Plight of doctoral students during the pandemic

This crisis will most severely affect those who have just finished, or are finishing, their PhD degrees

Updated - May 30, 2020 10:40 pm IST

Published - May 30, 2020 07:37 pm IST

Fallout:  COVID-19 will take away at least six months from the productive life of PhD students.

Fallout: COVID-19 will take away at least six months from the productive life of PhD students.

In the establishment of advanced research, the ones most affected due to the COVID-19 crisis are fresh PhD scholars and those who are on the verge of completing their doctoral research. This cream of our scientific establishment, after years of dedicated and consistent hard work, find that their opportunities have disappeared suddenly.

In the unfolding saga of human crisis threatening the existence of millions, it is important to bring up the issue of these young scholars, lest their plight never gets heard.

Research fellowships

It takes five years to finish a PhD degree in one of the top Indian institutions, and student fellowships are available generally during this period. Students enter the PhD programme after clearing competitive examinations such as GATE or CSIR/UGC NET or with INSPIRE and PMRF fellowships, the latter being awarded generally to top rankers. Doctoral fellows in national institutions get a fellowship of Rs.31,000 per month for the first two years and Rs.35,000 per month for the remaining three years or till they submit their theses, whichever is earlier. There are other schemes with different fellowship amounts, too.

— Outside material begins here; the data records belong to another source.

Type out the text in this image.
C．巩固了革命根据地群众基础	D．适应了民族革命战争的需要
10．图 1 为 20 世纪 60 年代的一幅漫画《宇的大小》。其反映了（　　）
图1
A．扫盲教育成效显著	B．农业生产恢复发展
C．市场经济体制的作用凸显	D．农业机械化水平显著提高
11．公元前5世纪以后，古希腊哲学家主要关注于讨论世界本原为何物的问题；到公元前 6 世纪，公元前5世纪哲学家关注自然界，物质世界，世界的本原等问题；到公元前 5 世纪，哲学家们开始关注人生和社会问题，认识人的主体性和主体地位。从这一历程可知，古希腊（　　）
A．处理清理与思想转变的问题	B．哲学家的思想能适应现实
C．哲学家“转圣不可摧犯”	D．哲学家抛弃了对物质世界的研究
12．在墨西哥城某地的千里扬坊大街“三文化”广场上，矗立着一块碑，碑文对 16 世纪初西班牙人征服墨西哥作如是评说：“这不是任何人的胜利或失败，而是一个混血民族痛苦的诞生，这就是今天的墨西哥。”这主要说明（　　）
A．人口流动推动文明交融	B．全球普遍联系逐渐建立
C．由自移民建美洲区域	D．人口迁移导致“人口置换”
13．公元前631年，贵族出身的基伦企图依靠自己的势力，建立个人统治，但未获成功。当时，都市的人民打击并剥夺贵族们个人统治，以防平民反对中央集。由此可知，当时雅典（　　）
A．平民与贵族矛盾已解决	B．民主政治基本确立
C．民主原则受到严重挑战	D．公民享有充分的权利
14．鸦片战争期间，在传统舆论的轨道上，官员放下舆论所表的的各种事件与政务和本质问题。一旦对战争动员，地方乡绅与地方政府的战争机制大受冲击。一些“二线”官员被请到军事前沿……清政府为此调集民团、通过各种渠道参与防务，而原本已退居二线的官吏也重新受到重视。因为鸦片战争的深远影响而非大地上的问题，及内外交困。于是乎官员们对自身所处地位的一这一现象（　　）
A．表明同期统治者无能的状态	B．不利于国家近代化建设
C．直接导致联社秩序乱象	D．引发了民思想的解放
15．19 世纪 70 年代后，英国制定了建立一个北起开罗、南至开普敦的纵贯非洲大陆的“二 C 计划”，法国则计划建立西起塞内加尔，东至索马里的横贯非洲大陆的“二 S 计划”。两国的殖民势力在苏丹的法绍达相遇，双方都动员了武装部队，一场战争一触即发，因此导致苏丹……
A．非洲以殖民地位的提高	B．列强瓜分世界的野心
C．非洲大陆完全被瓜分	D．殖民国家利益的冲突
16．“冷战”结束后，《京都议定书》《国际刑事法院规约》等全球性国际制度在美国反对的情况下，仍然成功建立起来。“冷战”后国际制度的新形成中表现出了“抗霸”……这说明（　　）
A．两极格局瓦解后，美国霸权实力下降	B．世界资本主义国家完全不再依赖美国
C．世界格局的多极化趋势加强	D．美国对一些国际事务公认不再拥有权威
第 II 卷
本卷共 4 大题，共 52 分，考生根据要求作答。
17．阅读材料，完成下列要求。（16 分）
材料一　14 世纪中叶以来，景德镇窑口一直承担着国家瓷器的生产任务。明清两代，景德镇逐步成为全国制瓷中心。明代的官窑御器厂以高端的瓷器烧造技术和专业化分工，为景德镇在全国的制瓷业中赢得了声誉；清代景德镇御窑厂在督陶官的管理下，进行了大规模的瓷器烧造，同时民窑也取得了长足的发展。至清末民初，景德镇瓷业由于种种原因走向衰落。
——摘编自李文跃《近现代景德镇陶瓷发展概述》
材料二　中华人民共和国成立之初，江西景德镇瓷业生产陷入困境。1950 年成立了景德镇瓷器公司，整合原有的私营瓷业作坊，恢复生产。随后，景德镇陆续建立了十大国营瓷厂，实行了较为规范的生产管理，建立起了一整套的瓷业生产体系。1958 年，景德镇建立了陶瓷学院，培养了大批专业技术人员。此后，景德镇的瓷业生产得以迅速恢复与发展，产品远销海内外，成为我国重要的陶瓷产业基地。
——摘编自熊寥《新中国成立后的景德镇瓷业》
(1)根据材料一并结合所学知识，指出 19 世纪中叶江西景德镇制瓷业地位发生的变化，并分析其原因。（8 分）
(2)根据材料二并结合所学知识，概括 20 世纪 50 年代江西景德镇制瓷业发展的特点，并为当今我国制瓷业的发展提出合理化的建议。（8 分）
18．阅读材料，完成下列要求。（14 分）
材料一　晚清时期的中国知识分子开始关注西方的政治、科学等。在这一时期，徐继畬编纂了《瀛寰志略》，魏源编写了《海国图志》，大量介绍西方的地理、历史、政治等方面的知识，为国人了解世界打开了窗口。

Research fellows after completing the PhD programme often go for post-doctoral fellowships (PDF) for higher studies and independent research, which make them eligible for faculty/staff scientist position in academia or industry. Typically, three years of PDF experience is expected for a faculty job. It is common to go abroad for such assignments although domestic opportunities are increasing.

No support from parent labs

During the COVID-19 crisis, those who have completed their degrees, even if they have postdoctoral offers, are stuck. Universities abroad have been closed as well. They have no support from parent laboratories, as advisors have no additional money and institutional resources are limited. There are other battles to fight for the institutions within their meagre resources. These unique challenges faced by the young PhDs have left them in the lurch.

Those who are finishing their degrees might still be receiving their fellowships, although they may not be in the institutions due to the ongoing lockdown. However, their work suffers and it will certainly take more time to finish the degrees and that too without any fellowship.

Even more worrisome is the situation of existing postdocs and those who are caught in-between postdoctoral assignments. Many have come back from China and other such places and are unable to go back. They do not have new assignments, and even if they do, there is no way to proceed with them. They too remain unpaid.

There are four students after PhD in my lab, with valid postdoctoral offers but unable to take them up. There are four more finishing their PhD theses and who have exceeded the fellowship period. They are exploring postdoctoral opportunities, but COVID-19 has crushed research funding in many places. With funds drying up, they are likely to stay back for several more months. Fortunately, these students are being supported, but many advisors do not have that an option to support their students.

The COVID-19 crisis will take away at least six months from the productive life of PhD students irrespective of the stage they are in their degree. The most severely affected will be those who have just finished or are finishing their degrees and those currently in their postdoctoral period with uncertain funding.

About 20% of all PhD students belong to this category. This number is estimated to be about 3,000 in the premier institutions. The total must be at least twice that, if you consider the students in the top State universities and other laboratories put together.

Measures needed

What then can be done to support them? The government must come to their rescue in this period of crisis. The government may do well by extending the fellowship for six more months for all eligible scholars and those who have just completed their tenures. Those who have completed their PhD within the past year, and without jobs or adequate support may be provided with urgent funding for the same period. Postdoctoral fellows, graduated from institutions of national importance and currently jobless, may be provided with quick assistance for six months, if they can work with eligible institutions. It is estimated that a package of Rs.200 crores (0.001% of GDP) be allocated to help the young scientific talent pool of the country. Immediate financial support at such a crucial time would provide them immense relief.

Surely, we will live with COVID-19 for some more time. What can our young scientists do to ensure that they can self-support afterwards? This crisis must be used to skill themselves beyond their areas of research — scientific editing, online tutoring, business incubation, development of computational skillsets, taking up online courses and conferences for revisiting fundamentals as well as to gain advanced knowledge. Our industry leaders should also provide new opportunities for this talent pool.